If you know your direct reports..and I mean non work related things..then you will know how to approach this situation.

With my current position, I have 24 direct reports, but work side by side with 4 other managers to manage an entire section (each with about 24 direct reports). As you can guess, each person is an individual. I know that with person X I can walk up to him, and tell him directly "hey X, you're work isn't cutting it. Pick it up." Person Y I can say "hey, Y, your work isn't cutting it. This is what you should do to get to what we expect." But I also have a few that are under the person Z category. I have to tell them all the good things they are doing in order to discuss the one thing they're not doing right.

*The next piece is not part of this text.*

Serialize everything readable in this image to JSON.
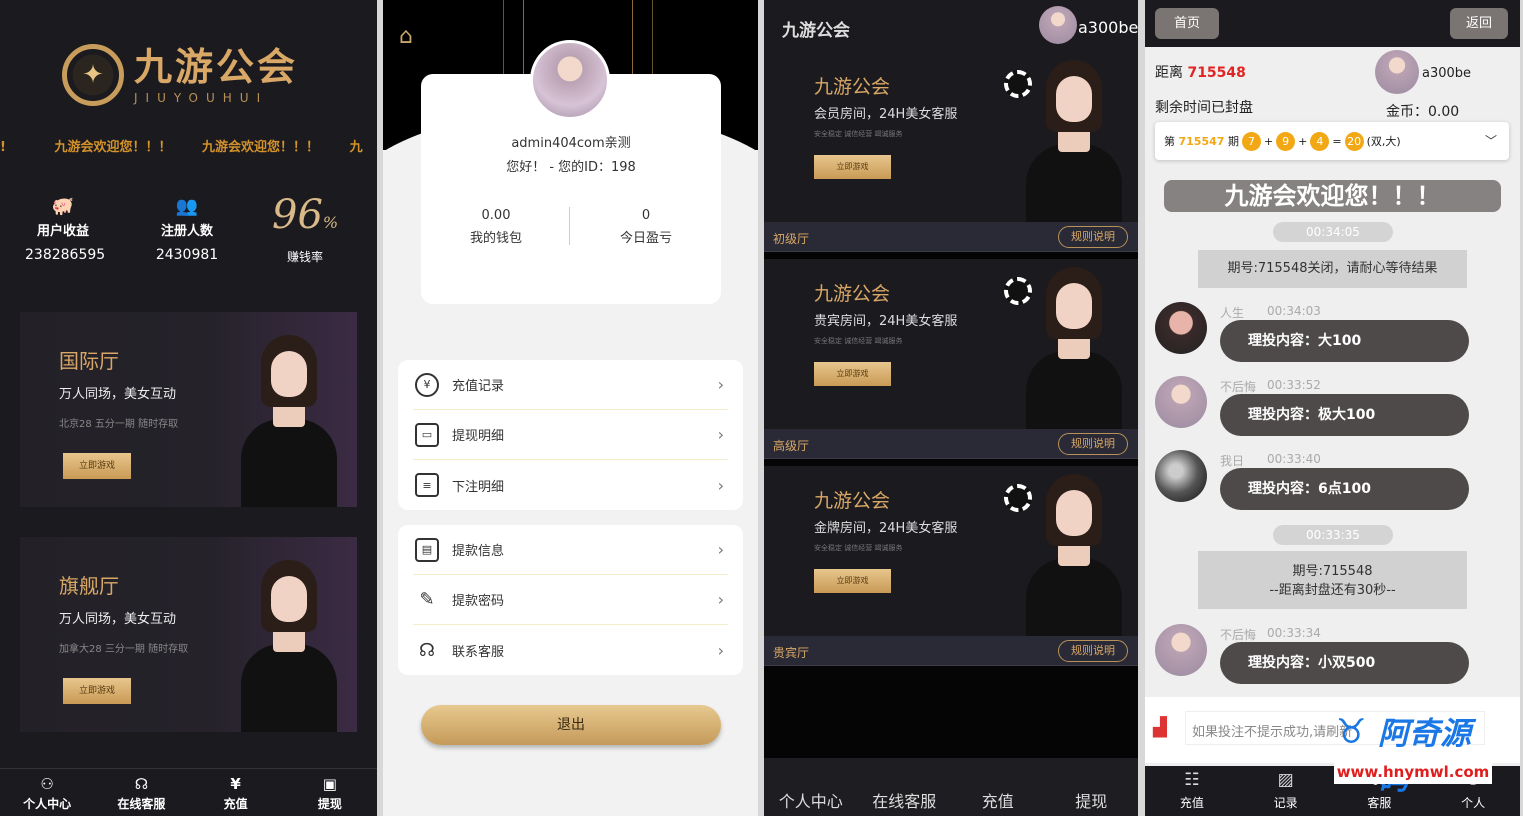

Any other way and they take it personally.

If it's a person that you've been managing for a while, you should know them by now. If they're new to you, you should use the sandwich method. I've been using this method for a few years now and I find that it works best for the average person. That is, you find 2 things that are good, and 1 thing you want the person to improve on. You sandwich that improvement between the two good things. That way you're starting the meeting off good, hitting the topic the meeting is actually about, and then ending it on something good.

The biggest thing I have learned is to concentrate on one deficiency at a time. Set measurable goals with getting them to the requirements. Set a time that they should be where they need to be. Make sure it's realistic.

Of course, if you're not their manager, than all of this is moot. The best thing to do in that case is the sandwich method. But, you want to make sure they want your feedback. A lot of people don't like hearing about this type of stuff from their peers. If you know that person is this type, the best thing to do is to discuss it with their manager.